Hacker News new | ask | show | jobs
by sdesol 515 days ago
> It's only folks who have absolutely no idea how LLMs work that find the strawberry thing meaningful.

I think it is meaningful in that it highlights how we need to approach things a bit differently. For example, instead of asking "How many r's in strawberry?", we say "How many r's in strawberry? Show each character in an ordered list before counting. When counting, list the position in the ordered list." If we do this, every model that I asked got it right.

https://beta.gitsense.com/?chat=167c0a09-3821-40c3-8b0b-8422...

There are quirks we need to better understand and I would say the strawberry is one of them.
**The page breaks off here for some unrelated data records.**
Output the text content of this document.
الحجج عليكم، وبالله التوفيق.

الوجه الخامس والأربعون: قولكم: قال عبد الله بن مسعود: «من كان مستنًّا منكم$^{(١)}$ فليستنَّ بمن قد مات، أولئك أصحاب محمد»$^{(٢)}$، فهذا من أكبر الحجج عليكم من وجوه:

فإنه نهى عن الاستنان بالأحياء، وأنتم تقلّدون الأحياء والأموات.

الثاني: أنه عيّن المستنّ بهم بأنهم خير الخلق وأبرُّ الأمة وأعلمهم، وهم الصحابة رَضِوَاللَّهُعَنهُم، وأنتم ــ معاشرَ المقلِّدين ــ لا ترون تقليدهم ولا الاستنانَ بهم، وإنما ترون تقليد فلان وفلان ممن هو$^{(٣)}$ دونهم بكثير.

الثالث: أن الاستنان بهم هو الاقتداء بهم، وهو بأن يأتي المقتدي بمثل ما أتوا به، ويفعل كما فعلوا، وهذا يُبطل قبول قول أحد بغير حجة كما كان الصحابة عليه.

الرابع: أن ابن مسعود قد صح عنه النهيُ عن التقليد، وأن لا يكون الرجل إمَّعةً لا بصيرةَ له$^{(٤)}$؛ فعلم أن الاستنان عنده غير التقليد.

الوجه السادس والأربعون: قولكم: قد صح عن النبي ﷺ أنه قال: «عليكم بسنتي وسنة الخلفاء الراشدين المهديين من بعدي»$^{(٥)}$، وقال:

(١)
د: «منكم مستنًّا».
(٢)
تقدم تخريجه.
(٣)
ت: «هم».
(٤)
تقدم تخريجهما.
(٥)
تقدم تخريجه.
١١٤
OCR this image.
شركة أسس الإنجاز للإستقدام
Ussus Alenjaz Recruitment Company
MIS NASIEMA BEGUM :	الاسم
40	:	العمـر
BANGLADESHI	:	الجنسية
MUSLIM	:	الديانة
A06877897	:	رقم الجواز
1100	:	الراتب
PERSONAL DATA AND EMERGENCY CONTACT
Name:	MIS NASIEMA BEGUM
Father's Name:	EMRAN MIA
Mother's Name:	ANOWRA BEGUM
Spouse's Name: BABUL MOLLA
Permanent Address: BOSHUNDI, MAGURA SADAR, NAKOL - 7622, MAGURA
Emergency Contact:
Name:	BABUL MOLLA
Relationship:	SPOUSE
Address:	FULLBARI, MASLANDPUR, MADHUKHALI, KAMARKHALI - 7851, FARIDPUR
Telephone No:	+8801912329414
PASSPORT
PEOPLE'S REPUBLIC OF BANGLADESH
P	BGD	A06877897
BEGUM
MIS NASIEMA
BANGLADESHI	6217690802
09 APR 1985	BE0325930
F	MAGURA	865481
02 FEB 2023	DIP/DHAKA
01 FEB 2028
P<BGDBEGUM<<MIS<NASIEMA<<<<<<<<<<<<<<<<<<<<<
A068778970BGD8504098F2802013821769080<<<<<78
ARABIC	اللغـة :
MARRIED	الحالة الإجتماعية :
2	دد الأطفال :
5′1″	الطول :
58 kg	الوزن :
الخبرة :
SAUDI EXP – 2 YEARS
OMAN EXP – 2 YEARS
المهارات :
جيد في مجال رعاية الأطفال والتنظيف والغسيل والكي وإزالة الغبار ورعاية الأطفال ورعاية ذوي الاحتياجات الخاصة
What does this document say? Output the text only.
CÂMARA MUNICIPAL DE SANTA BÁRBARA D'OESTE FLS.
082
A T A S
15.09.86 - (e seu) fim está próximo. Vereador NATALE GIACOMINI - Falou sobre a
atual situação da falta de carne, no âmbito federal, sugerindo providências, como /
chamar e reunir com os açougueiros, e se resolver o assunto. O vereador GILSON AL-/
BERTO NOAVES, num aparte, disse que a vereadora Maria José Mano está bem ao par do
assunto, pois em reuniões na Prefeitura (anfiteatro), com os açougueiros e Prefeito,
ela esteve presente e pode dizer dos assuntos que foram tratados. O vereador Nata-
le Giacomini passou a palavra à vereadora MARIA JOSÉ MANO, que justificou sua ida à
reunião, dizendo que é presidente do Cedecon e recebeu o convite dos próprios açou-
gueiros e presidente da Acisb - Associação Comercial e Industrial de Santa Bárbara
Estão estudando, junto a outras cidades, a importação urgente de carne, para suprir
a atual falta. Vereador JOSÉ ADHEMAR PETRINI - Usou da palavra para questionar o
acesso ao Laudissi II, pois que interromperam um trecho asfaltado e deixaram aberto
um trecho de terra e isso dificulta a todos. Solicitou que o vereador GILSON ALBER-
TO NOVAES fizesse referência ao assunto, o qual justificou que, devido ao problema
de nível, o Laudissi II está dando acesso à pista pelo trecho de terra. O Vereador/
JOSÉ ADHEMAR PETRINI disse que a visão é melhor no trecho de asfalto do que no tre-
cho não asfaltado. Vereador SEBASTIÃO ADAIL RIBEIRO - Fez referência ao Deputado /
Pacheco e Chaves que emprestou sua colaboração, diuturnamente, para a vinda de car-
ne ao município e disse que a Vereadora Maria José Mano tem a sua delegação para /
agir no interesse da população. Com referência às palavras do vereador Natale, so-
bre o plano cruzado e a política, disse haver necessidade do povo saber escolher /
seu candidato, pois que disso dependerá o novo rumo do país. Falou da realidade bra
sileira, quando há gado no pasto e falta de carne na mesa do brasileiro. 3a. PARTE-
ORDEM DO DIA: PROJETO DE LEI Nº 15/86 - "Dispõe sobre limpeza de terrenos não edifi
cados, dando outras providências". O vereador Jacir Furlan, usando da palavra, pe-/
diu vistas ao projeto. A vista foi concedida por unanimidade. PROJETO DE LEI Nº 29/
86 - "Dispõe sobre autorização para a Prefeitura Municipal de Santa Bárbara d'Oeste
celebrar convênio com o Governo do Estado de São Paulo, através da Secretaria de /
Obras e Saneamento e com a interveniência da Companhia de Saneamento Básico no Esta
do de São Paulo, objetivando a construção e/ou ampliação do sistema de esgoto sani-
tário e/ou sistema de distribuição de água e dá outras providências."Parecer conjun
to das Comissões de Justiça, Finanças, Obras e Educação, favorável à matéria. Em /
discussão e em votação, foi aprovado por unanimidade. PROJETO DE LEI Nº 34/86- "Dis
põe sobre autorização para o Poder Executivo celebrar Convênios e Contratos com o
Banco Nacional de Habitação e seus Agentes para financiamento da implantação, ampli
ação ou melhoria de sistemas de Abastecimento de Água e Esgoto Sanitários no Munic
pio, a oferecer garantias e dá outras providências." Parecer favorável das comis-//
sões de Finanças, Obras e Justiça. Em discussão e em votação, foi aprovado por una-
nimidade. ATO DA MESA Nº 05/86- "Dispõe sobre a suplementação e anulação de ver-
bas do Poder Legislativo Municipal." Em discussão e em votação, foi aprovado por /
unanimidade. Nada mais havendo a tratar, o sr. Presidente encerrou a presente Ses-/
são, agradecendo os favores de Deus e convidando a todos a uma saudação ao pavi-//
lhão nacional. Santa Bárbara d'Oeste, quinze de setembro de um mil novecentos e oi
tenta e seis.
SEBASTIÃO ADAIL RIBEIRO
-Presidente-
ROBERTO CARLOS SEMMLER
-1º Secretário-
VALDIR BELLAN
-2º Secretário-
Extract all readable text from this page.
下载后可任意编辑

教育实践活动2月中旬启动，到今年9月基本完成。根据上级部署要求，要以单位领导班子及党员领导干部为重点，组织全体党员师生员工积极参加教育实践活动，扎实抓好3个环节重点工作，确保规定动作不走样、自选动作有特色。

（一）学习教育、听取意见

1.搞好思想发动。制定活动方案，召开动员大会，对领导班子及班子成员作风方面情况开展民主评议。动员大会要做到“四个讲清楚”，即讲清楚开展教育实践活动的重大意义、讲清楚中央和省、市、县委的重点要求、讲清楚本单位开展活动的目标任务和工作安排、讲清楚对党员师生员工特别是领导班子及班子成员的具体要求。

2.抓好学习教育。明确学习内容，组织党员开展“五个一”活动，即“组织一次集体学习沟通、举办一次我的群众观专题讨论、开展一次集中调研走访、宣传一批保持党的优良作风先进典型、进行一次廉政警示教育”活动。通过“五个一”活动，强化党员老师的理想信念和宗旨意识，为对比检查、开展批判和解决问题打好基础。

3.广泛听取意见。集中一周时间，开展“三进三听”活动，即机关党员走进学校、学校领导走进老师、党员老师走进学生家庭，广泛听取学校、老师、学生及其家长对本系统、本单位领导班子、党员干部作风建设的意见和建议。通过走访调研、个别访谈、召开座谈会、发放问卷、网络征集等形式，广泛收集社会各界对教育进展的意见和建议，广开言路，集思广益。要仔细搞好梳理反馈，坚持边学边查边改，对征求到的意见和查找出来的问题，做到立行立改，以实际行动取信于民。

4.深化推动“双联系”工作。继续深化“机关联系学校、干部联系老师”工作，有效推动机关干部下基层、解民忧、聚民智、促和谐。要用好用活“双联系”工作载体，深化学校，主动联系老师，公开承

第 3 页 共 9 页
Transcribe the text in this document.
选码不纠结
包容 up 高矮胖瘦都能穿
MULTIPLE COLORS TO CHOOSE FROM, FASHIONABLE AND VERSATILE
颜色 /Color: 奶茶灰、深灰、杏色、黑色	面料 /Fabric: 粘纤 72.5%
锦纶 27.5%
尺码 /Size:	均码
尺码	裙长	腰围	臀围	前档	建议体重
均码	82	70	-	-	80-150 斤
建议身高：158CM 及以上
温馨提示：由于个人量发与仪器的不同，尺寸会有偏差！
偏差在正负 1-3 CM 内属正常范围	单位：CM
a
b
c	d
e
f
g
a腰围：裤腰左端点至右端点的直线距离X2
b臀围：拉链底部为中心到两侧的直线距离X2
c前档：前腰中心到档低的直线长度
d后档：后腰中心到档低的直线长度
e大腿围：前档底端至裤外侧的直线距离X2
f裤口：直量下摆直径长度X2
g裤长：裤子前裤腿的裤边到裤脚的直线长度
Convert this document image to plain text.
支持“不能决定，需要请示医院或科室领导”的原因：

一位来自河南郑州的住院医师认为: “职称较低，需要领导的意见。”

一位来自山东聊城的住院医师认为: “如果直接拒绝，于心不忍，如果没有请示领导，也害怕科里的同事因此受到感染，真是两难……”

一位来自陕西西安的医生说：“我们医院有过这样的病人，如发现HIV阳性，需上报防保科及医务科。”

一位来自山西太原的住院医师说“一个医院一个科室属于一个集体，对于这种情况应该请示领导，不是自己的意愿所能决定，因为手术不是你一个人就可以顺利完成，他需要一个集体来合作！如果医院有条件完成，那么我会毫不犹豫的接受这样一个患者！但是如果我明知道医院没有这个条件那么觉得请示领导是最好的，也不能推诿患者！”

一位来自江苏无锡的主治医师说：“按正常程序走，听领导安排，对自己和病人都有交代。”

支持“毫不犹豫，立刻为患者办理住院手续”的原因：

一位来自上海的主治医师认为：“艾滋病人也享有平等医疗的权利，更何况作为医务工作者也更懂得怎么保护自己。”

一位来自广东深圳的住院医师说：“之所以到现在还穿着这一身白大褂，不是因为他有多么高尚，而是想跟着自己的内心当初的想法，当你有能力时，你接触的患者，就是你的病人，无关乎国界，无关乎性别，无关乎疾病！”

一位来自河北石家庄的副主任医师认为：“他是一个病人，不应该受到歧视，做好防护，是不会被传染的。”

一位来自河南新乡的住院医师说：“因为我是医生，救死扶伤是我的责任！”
Edit: I should add that getting LLMs to count things might not be the best way to go about it. Having it generate code to count things would probably make more sense.

3 comments

Yes, you should say "could you please write and execute a program to count the number of "r" characters in the string "strawberry"
I was impressed with Claude Sonnet the other day - gave it a photo of my credit card bill (3 photos actually - long bill) and asked it to break it down by recurring categories, counting anything non-recurring as "other". It realized without being asked that a program was needed, and wrote/ran it to give me what I asked for.
I think this will be the future. LLMs will know enough to know that it should hand things off to something else.
It's the present. ChatGPT, for example, is an application. It uses models, but it does all kinds of stuff at the application level too.
Is the instructions to pass something off built into the model or is it clever prompting or a bit of both?
In general it's "tool use" where the model's system prompt tells it to use certain tools for certain tasks, and having been trained to follow instructions, it does so!
It's not that hard of a problem to solve at the application level. It's just hard to get a single model to do all the things.
> It's not that hard of a problem to solve at the application level.

I think it will be easy if you are focused on one or two models from the same family, but I think the complexity comes when you try to get a lot models to act in the same way.